Blue-collar workers know how it feels to get up every day and go to work so they can provide for their needs. Blue collar workers know how it feels to do that and realize that what is left after taxes doesn’t leave enough to provide for those needs.
This $750 billion bailout is not for blue collar America. It is for big bank and mortgage CEOs to continue their lavish lifestyles. There is nothing in this thing that will help the everyday working stiff. But I have a solution.
Instead of giving these big-shot CEOs billions of dollars to spend on some secluded island somewhere, why not use it to keep some working people in their homes? Buy these mortgages that are being, or about to be, foreclosed. Buy these mortgages for pennies on the dollar and tell these otherwise, soon-to-be working homeless people that they can stay in their homes.

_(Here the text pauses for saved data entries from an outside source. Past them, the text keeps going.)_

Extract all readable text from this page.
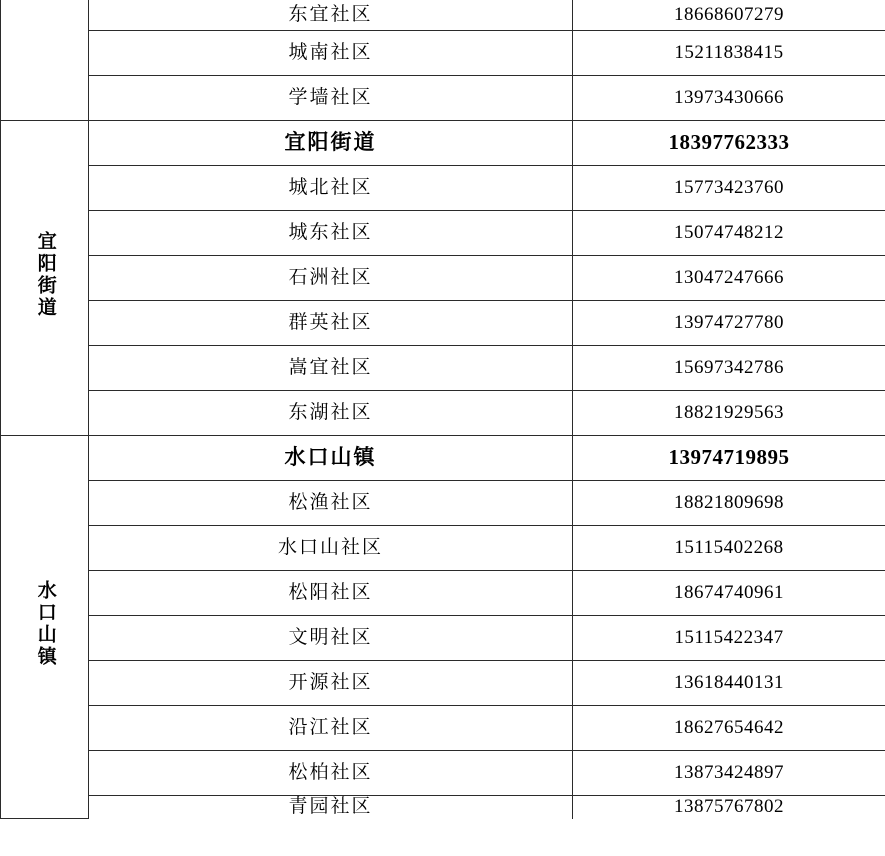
	东宜社区	18668607279
	城南社区	15211838415
	学墙社区	13973430666
宜阳街道	宜阳街道	18397762333
	城北社区	15773423760
	城东社区	15074748212
	石洲社区	13047247666
	群英社区	13974727780
	嵩宜社区	15697342786
	东湖社区	18821929563
水口山镇	水口山镇	13974719895
	松渔社区	18821809698
	水口山社区	15115402268
	松阳社区	18674740961
	文明社区	15115422347
	开源社区	13618440131
	沿江社区	18627654642
	松柏社区	13873424897
	青园社区	13875767802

The next step is somewhat simple. Use some of that money to set up a system whereby the working people can pay their mortgage payments at a reduced rate, since we bought the mortgages at pennies on the dollar. All these non-working politicians say we need change; now wouldn’t that be some kind of a change?
I have heard a lot of rhetoric from a lot of politicians who blame this on the ordinary working people who applied for loans they couldn’t afford. It was politicians who put that train wreck on the tracks to start with. Now the politicians want to fix it all with a plan that would still leave these people homeless. I say “no.”
Don’t bail out a bunch of rich cats that have already made millions of dollars from this. Reach out to those working people who got suckered into your idiotic policies to start with.
I’m not a United States senator, but if I was this would be burning in my innermost being right now.